Inspired by her efforts and discoveries, I undertook a similar research, studying all of the best historians on the subject.
The result won a Lilly Historical Scholarship. More importantly, it convinced me that the stories our teachers taught us in
school were not complete, and some were even falsified by those who had a stake in the retelling of American history.

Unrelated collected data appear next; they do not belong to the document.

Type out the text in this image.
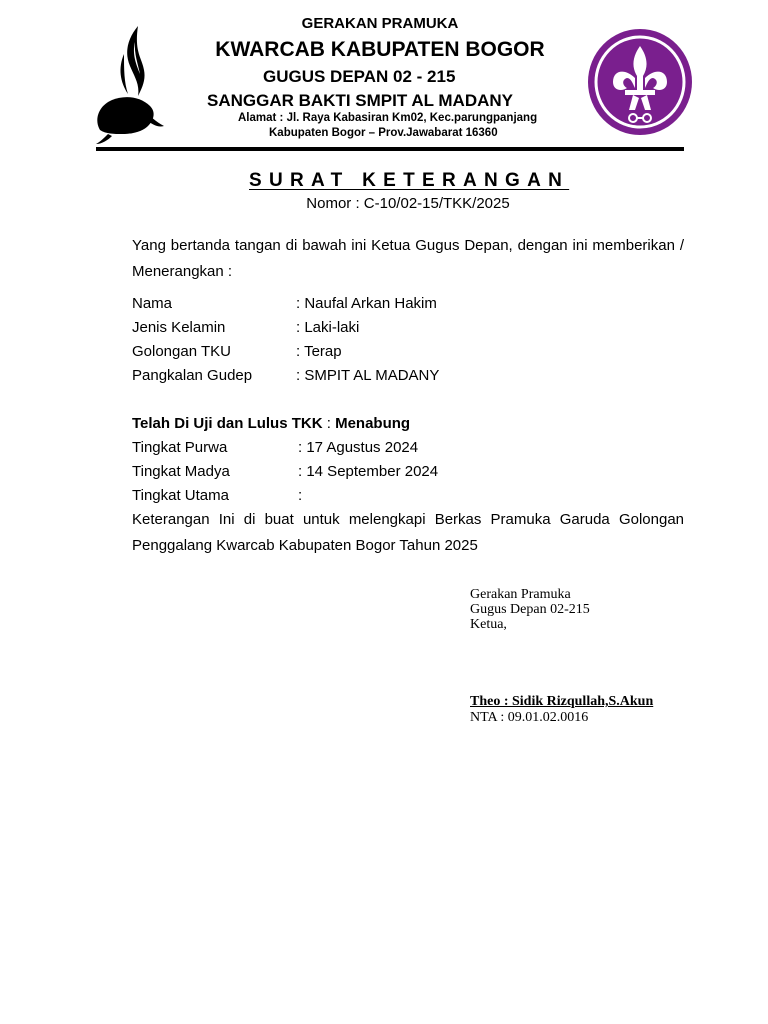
GERAKAN PRAMUKA
KWARCAB KABUPATEN BOGOR
GUGUS DEPAN 02 - 215
SANGGAR BAKTI SMPIT AL MADANY
Alamat : Jl. Raya Kabasiran Km02, Kec.parungpanjang
Kabupaten Bogor – Prov.Jawabarat 16360
SURAT KETERANGAN
Nomor : C-10/02-15/TKK/2025
Yang bertanda tangan di bawah ini Ketua Gugus Depan, dengan ini memberikan / Menerangkan :
Nama	: Naufal Arkan Hakim
Jenis Kelamin	: Laki-laki
Golongan TKU	: Terap
Pangkalan Gudep	: SMPIT AL MADANY
Telah Di Uji dan Lulus TKK : Menabung
Tingkat Purwa	: 17 Agustus 2024
Tingkat Madya	: 14 September 2024
Tingkat Utama	:
Keterangan Ini di buat untuk melengkapi Berkas Pramuka Garuda Golongan Penggalang Kwarcab Kabupaten Bogor Tahun 2025
Gerakan Pramuka
Gugus Depan 02-215
Ketua,
Theo : Sidik Rizqullah,S.Akun
NTA : 09.01.02.0016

It may be that no one will ever know the full truth on these matters. But there is a powerful story here which Americans
ought to know as part of their inheritance. Once the political issues and easy labels have been put aside, we are faced with
a tragedy that would have made Shakespeare himself envious. I have therefore taken the solid research that can be traced all
the way back to the day of the assassination and, based on feasible conclusions, have added dramatic narrative in order to
convey the emotional tone of the human experience behind the pictures of the history books. I believe that the story is best
represented in this way for it is more dramatic than any play in which the Booths displayed their mighty talents. Most of
all, this is a drama of human beings who found themselves caught up in the hurricane of events that tore them from their cherished
hopes and dreams. They deserve to have their story remembered.